「ちょっと、話したいんだけど」

「……俺と?」

「他に誰がいるんだよ。あんたとに決まってんだろ」

 まあそりゃあ、たしかに。
 つかつかと俺の方に歩いてきた弟くんは、そのまま俺の横を通り過ぎて歩いていく。
 彼の足が向く先には、面会者用のフリースペースがあった。
 なるほど、あそこで話すつもりらしい。話の内容は予測もつかないが。
 疑問を浮かべながら付いていくと、彼は向かいあわせのソファに座って待っていた。
 俺がすごすごと向かい側に座れば、ドン、と花瓶を間に挟んだ机の上に置かれる。
 超絶不機嫌だ。もしや俺は、これから怒られるのだろうか。

「あんた、姉ちゃんと付き合ってるんだろ」

 そして開口いちばん、弟くんは突き放すような口調で言った。あれ怒られない、と拍子抜けしながらも、視線の置き場を探しながら首肯する。

「付き合ってる、けど」

 鈴が弟には話したと言っていた。
 だから知っているのだろうが、それにしては声音があまりにも不穏だ。俺はどういう反応をするべきなのか迷いつつ、ひとまず様子を窺うことにした。
 弟くんはしばし黙り込んだかと思うと、はあ、と深いため息を吐き出した。

「……あんま口出しはしたくないんだけどさ。
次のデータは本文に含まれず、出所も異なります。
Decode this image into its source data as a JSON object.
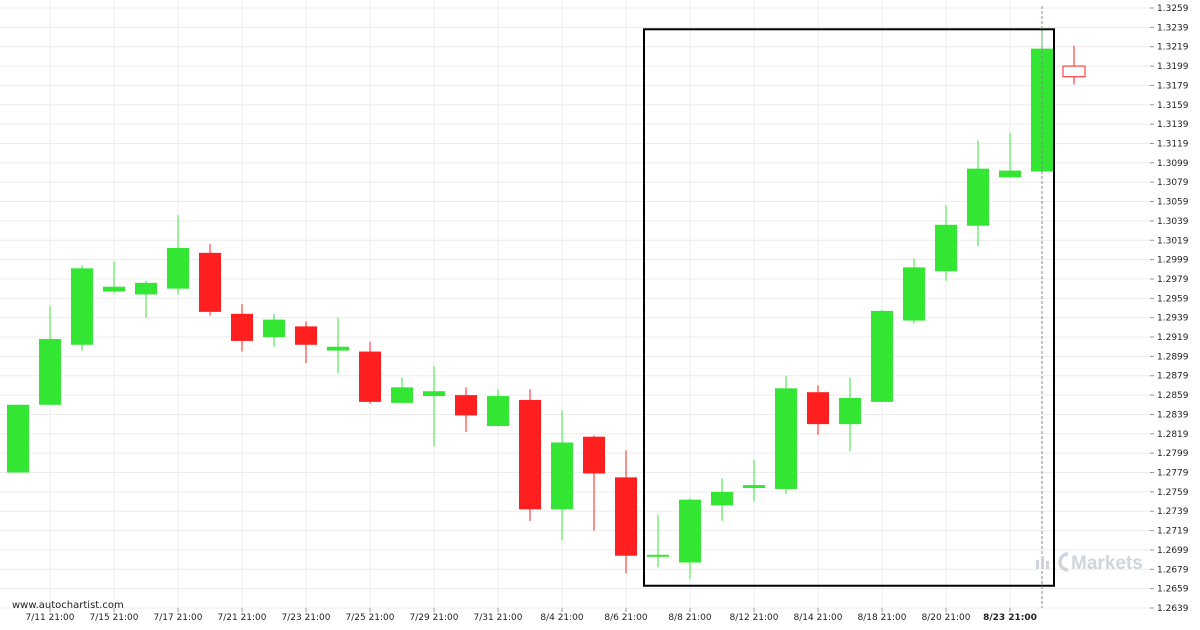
{
  "chart_data": {
    "type": "candlestick",
    "title": "",
    "xlabel": "",
    "ylabel": "",
    "ylim": [
      1.2639,
      1.3259
    ],
    "y_ticks": [
      "1.3259",
      "1.3239",
      "1.3219",
      "1.3199",
      "1.3179",
      "1.3159",
      "1.3139",
      "1.3119",
      "1.3099",
      "1.3079",
      "1.3059",
      "1.3039",
      "1.3019",
      "1.2999",
      "1.2979",
      "1.2959",
      "1.2939",
      "1.2919",
      "1.2899",
      "1.2879",
      "1.2859",
      "1.2839",
      "1.2819",
      "1.2799",
      "1.2779",
      "1.2759",
      "1.2739",
      "1.2719",
      "1.2699",
      "1.2679",
      "1.2659",
      "1.2639"
    ],
    "x_ticks": [
      {
        "label": "7/11 21:00",
        "index": 1
      },
      {
        "label": "7/15 21:00",
        "index": 3
      },
      {
        "label": "7/17 21:00",
        "index": 5
      },
      {
        "label": "7/21 21:00",
        "index": 7
      },
      {
        "label": "7/23 21:00",
        "index": 9
      },
      {
        "label": "7/25 21:00",
        "index": 11
      },
      {
        "label": "7/29 21:00",
        "index": 13
      },
      {
        "label": "7/31 21:00",
        "index": 15
      },
      {
        "label": "8/4 21:00",
        "index": 17
      },
      {
        "label": "8/6 21:00",
        "index": 19
      },
      {
        "label": "8/8 21:00",
        "index": 21
      },
      {
        "label": "8/12 21:00",
        "index": 23
      },
      {
        "label": "8/14 21:00",
        "index": 25
      },
      {
        "label": "8/18 21:00",
        "index": 27
      },
      {
        "label": "8/20 21:00",
        "index": 29
      },
      {
        "label": "8/23 21:00",
        "index": 31,
        "bold": true
      }
    ],
    "candles": [
      {
        "o": 1.2779,
        "h": 1.2849,
        "l": 1.2779,
        "c": 1.2849,
        "dir": "up"
      },
      {
        "o": 1.2849,
        "h": 1.2951,
        "l": 1.2849,
        "c": 1.2917,
        "dir": "up"
      },
      {
        "o": 1.2911,
        "h": 1.2993,
        "l": 1.2905,
        "c": 1.299,
        "dir": "up"
      },
      {
        "o": 1.2966,
        "h": 1.2997,
        "l": 1.2964,
        "c": 1.2971,
        "dir": "up"
      },
      {
        "o": 1.2963,
        "h": 1.2977,
        "l": 1.2939,
        "c": 1.2975,
        "dir": "up"
      },
      {
        "o": 1.2969,
        "h": 1.3045,
        "l": 1.2963,
        "c": 1.3011,
        "dir": "up"
      },
      {
        "o": 1.3006,
        "h": 1.3015,
        "l": 1.2941,
        "c": 1.2945,
        "dir": "down"
      },
      {
        "o": 1.2943,
        "h": 1.2953,
        "l": 1.2904,
        "c": 1.2915,
        "dir": "down"
      },
      {
        "o": 1.2919,
        "h": 1.2943,
        "l": 1.2909,
        "c": 1.2937,
        "dir": "up"
      },
      {
        "o": 1.293,
        "h": 1.2935,
        "l": 1.2892,
        "c": 1.2911,
        "dir": "down"
      },
      {
        "o": 1.2905,
        "h": 1.2939,
        "l": 1.2882,
        "c": 1.2909,
        "dir": "up"
      },
      {
        "o": 1.2904,
        "h": 1.2914,
        "l": 1.285,
        "c": 1.2852,
        "dir": "down"
      },
      {
        "o": 1.2851,
        "h": 1.2877,
        "l": 1.2851,
        "c": 1.2867,
        "dir": "up"
      },
      {
        "o": 1.2858,
        "h": 1.2889,
        "l": 1.2806,
        "c": 1.2863,
        "dir": "up"
      },
      {
        "o": 1.2859,
        "h": 1.2867,
        "l": 1.2821,
        "c": 1.2838,
        "dir": "down"
      },
      {
        "o": 1.2827,
        "h": 1.2865,
        "l": 1.2827,
        "c": 1.2858,
        "dir": "up"
      },
      {
        "o": 1.2854,
        "h": 1.2865,
        "l": 1.2729,
        "c": 1.2741,
        "dir": "down"
      },
      {
        "o": 1.2741,
        "h": 1.2843,
        "l": 1.2709,
        "c": 1.281,
        "dir": "up"
      },
      {
        "o": 1.2816,
        "h": 1.2817,
        "l": 1.2719,
        "c": 1.2778,
        "dir": "down"
      },
      {
        "o": 1.2774,
        "h": 1.2802,
        "l": 1.2675,
        "c": 1.2693,
        "dir": "down"
      },
      {
        "o": 1.2693,
        "h": 1.2735,
        "l": 1.2681,
        "c": 1.2694,
        "dir": "up"
      },
      {
        "o": 1.2686,
        "h": 1.2752,
        "l": 1.2669,
        "c": 1.2751,
        "dir": "up"
      },
      {
        "o": 1.2745,
        "h": 1.2773,
        "l": 1.2729,
        "c": 1.2759,
        "dir": "up"
      },
      {
        "o": 1.2763,
        "h": 1.2792,
        "l": 1.2749,
        "c": 1.2766,
        "dir": "up"
      },
      {
        "o": 1.2762,
        "h": 1.2879,
        "l": 1.2757,
        "c": 1.2866,
        "dir": "up"
      },
      {
        "o": 1.2862,
        "h": 1.2869,
        "l": 1.2818,
        "c": 1.2829,
        "dir": "down"
      },
      {
        "o": 1.2829,
        "h": 1.2877,
        "l": 1.2801,
        "c": 1.2856,
        "dir": "up"
      },
      {
        "o": 1.2852,
        "h": 1.2947,
        "l": 1.2852,
        "c": 1.2946,
        "dir": "up"
      },
      {
        "o": 1.2936,
        "h": 1.3,
        "l": 1.2933,
        "c": 1.2991,
        "dir": "up"
      },
      {
        "o": 1.2987,
        "h": 1.3055,
        "l": 1.2977,
        "c": 1.3035,
        "dir": "up"
      },
      {
        "o": 1.3034,
        "h": 1.3122,
        "l": 1.3013,
        "c": 1.3093,
        "dir": "up"
      },
      {
        "o": 1.3084,
        "h": 1.313,
        "l": 1.3084,
        "c": 1.3091,
        "dir": "up"
      },
      {
        "o": 1.309,
        "h": 1.3239,
        "l": 1.309,
        "c": 1.3217,
        "dir": "up"
      },
      {
        "o": 1.3199,
        "h": 1.322,
        "l": 1.318,
        "c": 1.3188,
        "dir": "down-hollow"
      }
    ],
    "highlight_box": {
      "from_index": 20,
      "to_index": 32,
      "y_top": 1.3237,
      "y_bottom": 1.2662
    },
    "vertical_marker_index": 32,
    "colors": {
      "up": "#33e633",
      "down": "#ff1f1f",
      "grid": "#ececec",
      "box": "#000000",
      "marker": "#888888",
      "text": "#222222",
      "brand": "#d0d5dc"
    },
    "grid": true
  },
  "watermark": {
    "site": "www.autochartist.com",
    "brand": "Markets"
  }
}
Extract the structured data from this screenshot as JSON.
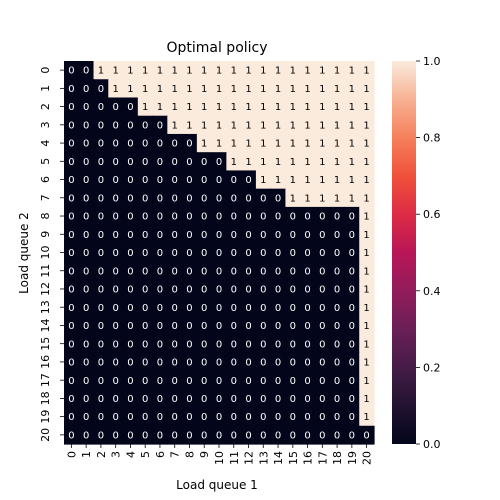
{
  "chart_data": {
    "type": "heatmap",
    "title": "Optimal policy",
    "xlabel": "Load queue 1",
    "ylabel": "Load queue 2",
    "x_ticks": [
      "0",
      "1",
      "2",
      "3",
      "4",
      "5",
      "6",
      "7",
      "8",
      "9",
      "10",
      "11",
      "12",
      "13",
      "14",
      "15",
      "16",
      "17",
      "18",
      "19",
      "20"
    ],
    "y_ticks": [
      "0",
      "1",
      "2",
      "3",
      "4",
      "5",
      "6",
      "7",
      "8",
      "9",
      "10",
      "11",
      "12",
      "13",
      "14",
      "15",
      "16",
      "17",
      "18",
      "19",
      "20"
    ],
    "colorbar_ticks": [
      "0.0",
      "0.2",
      "0.4",
      "0.6",
      "0.8",
      "1.0"
    ],
    "colorbar_range": [
      0,
      1
    ],
    "colormap": "rocket",
    "colors": {
      "low": "#03051a",
      "high": "#faebdd"
    },
    "annotated": true,
    "matrix": [
      [
        0,
        0,
        1,
        1,
        1,
        1,
        1,
        1,
        1,
        1,
        1,
        1,
        1,
        1,
        1,
        1,
        1,
        1,
        1,
        1,
        1
      ],
      [
        0,
        0,
        0,
        1,
        1,
        1,
        1,
        1,
        1,
        1,
        1,
        1,
        1,
        1,
        1,
        1,
        1,
        1,
        1,
        1,
        1
      ],
      [
        0,
        0,
        0,
        0,
        0,
        1,
        1,
        1,
        1,
        1,
        1,
        1,
        1,
        1,
        1,
        1,
        1,
        1,
        1,
        1,
        1
      ],
      [
        0,
        0,
        0,
        0,
        0,
        0,
        0,
        1,
        1,
        1,
        1,
        1,
        1,
        1,
        1,
        1,
        1,
        1,
        1,
        1,
        1
      ],
      [
        0,
        0,
        0,
        0,
        0,
        0,
        0,
        0,
        0,
        1,
        1,
        1,
        1,
        1,
        1,
        1,
        1,
        1,
        1,
        1,
        1
      ],
      [
        0,
        0,
        0,
        0,
        0,
        0,
        0,
        0,
        0,
        0,
        0,
        1,
        1,
        1,
        1,
        1,
        1,
        1,
        1,
        1,
        1
      ],
      [
        0,
        0,
        0,
        0,
        0,
        0,
        0,
        0,
        0,
        0,
        0,
        0,
        0,
        1,
        1,
        1,
        1,
        1,
        1,
        1,
        1
      ],
      [
        0,
        0,
        0,
        0,
        0,
        0,
        0,
        0,
        0,
        0,
        0,
        0,
        0,
        0,
        0,
        1,
        1,
        1,
        1,
        1,
        1
      ],
      [
        0,
        0,
        0,
        0,
        0,
        0,
        0,
        0,
        0,
        0,
        0,
        0,
        0,
        0,
        0,
        0,
        0,
        0,
        0,
        0,
        1
      ],
      [
        0,
        0,
        0,
        0,
        0,
        0,
        0,
        0,
        0,
        0,
        0,
        0,
        0,
        0,
        0,
        0,
        0,
        0,
        0,
        0,
        1
      ],
      [
        0,
        0,
        0,
        0,
        0,
        0,
        0,
        0,
        0,
        0,
        0,
        0,
        0,
        0,
        0,
        0,
        0,
        0,
        0,
        0,
        1
      ],
      [
        0,
        0,
        0,
        0,
        0,
        0,
        0,
        0,
        0,
        0,
        0,
        0,
        0,
        0,
        0,
        0,
        0,
        0,
        0,
        0,
        1
      ],
      [
        0,
        0,
        0,
        0,
        0,
        0,
        0,
        0,
        0,
        0,
        0,
        0,
        0,
        0,
        0,
        0,
        0,
        0,
        0,
        0,
        1
      ],
      [
        0,
        0,
        0,
        0,
        0,
        0,
        0,
        0,
        0,
        0,
        0,
        0,
        0,
        0,
        0,
        0,
        0,
        0,
        0,
        0,
        1
      ],
      [
        0,
        0,
        0,
        0,
        0,
        0,
        0,
        0,
        0,
        0,
        0,
        0,
        0,
        0,
        0,
        0,
        0,
        0,
        0,
        0,
        1
      ],
      [
        0,
        0,
        0,
        0,
        0,
        0,
        0,
        0,
        0,
        0,
        0,
        0,
        0,
        0,
        0,
        0,
        0,
        0,
        0,
        0,
        1
      ],
      [
        0,
        0,
        0,
        0,
        0,
        0,
        0,
        0,
        0,
        0,
        0,
        0,
        0,
        0,
        0,
        0,
        0,
        0,
        0,
        0,
        1
      ],
      [
        0,
        0,
        0,
        0,
        0,
        0,
        0,
        0,
        0,
        0,
        0,
        0,
        0,
        0,
        0,
        0,
        0,
        0,
        0,
        0,
        1
      ],
      [
        0,
        0,
        0,
        0,
        0,
        0,
        0,
        0,
        0,
        0,
        0,
        0,
        0,
        0,
        0,
        0,
        0,
        0,
        0,
        0,
        1
      ],
      [
        0,
        0,
        0,
        0,
        0,
        0,
        0,
        0,
        0,
        0,
        0,
        0,
        0,
        0,
        0,
        0,
        0,
        0,
        0,
        0,
        1
      ],
      [
        0,
        0,
        0,
        0,
        0,
        0,
        0,
        0,
        0,
        0,
        0,
        0,
        0,
        0,
        0,
        0,
        0,
        0,
        0,
        0,
        0
      ]
    ]
  }
}
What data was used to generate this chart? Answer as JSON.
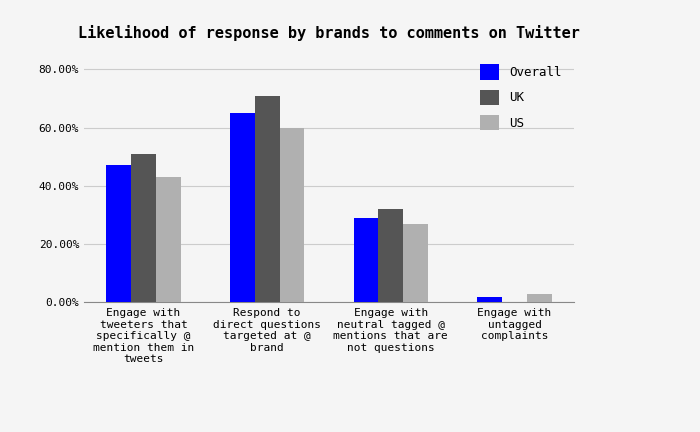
{
  "title": "Likelihood of response by brands to comments on Twitter",
  "categories": [
    "Engage with\ntweeters that\nspecifically @\nmention them in\ntweets",
    "Respond to\ndirect questions\ntargeted at @\nbrand",
    "Engage with\nneutral tagged @\nmentions that are\nnot questions",
    "Engage with\nuntagged\ncomplaints"
  ],
  "series": [
    {
      "label": "Overall",
      "color": "#0000ff",
      "values": [
        0.47,
        0.65,
        0.29,
        0.02
      ]
    },
    {
      "label": "UK",
      "color": "#555555",
      "values": [
        0.51,
        0.71,
        0.32,
        0.0
      ]
    },
    {
      "label": "US",
      "color": "#b0b0b0",
      "values": [
        0.43,
        0.6,
        0.27,
        0.03
      ]
    }
  ],
  "ylim": [
    0,
    0.86
  ],
  "yticks": [
    0.0,
    0.2,
    0.4,
    0.6,
    0.8
  ],
  "ytick_labels": [
    "0.00%",
    "20.00%",
    "40.00%",
    "60.00%",
    "80.00%"
  ],
  "background_color": "#f5f5f5",
  "grid_color": "#cccccc",
  "title_fontsize": 11,
  "tick_fontsize": 8,
  "legend_fontsize": 9,
  "bar_width": 0.2,
  "figsize": [
    7.0,
    4.32
  ],
  "dpi": 100
}
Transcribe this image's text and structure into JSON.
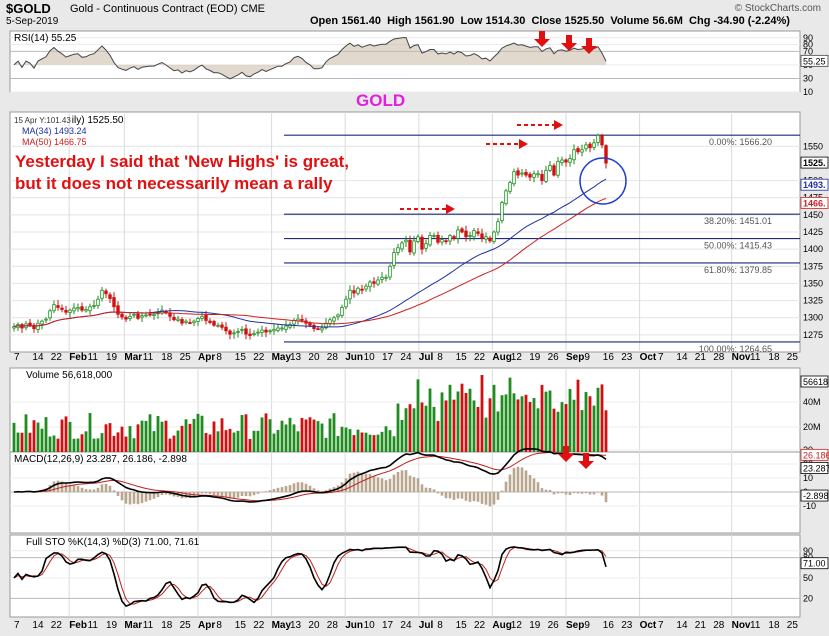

姉ちゃんには、幸せならいいんじゃないって言っちまったし。でも、やっぱ気になるから聞きたい」

「ん、なに」

「あんた、そういう覚悟はあんの?」

 そういう、とは。やは、り鈴の『余命』についての話だろうか。

「おれは……おれたち家族はさ。この五年、ずっと覚悟を積み重ねてきたんだ。姉ちゃんとは比べものにならないと思うけど、それでも覚悟してきたんだ。姉ちゃんが死ぬってことを、ずっと心に留めて、受け入れられるように努力してきたんだよ」

「受け入れる? 死、を?」

「そうだよ。いついなくなってもおかしくないからこそ、一緒にいられる時間の限りを尽くして姉ちゃんを一秒でも長く感じておこうって。覚悟ってそういうもんだろ」

「そう……なの、かな」

 どんな手を尽くしても逃れようのない、定められた未来だからこそ、なのか。
 彼のなかの覚悟が、はたしてどんなものを指すのかがわからない以上、俺は現在進行形でその答えを持っていない。
 だから、そういうものだろと言われれば、うなずくしか選択肢がなかった。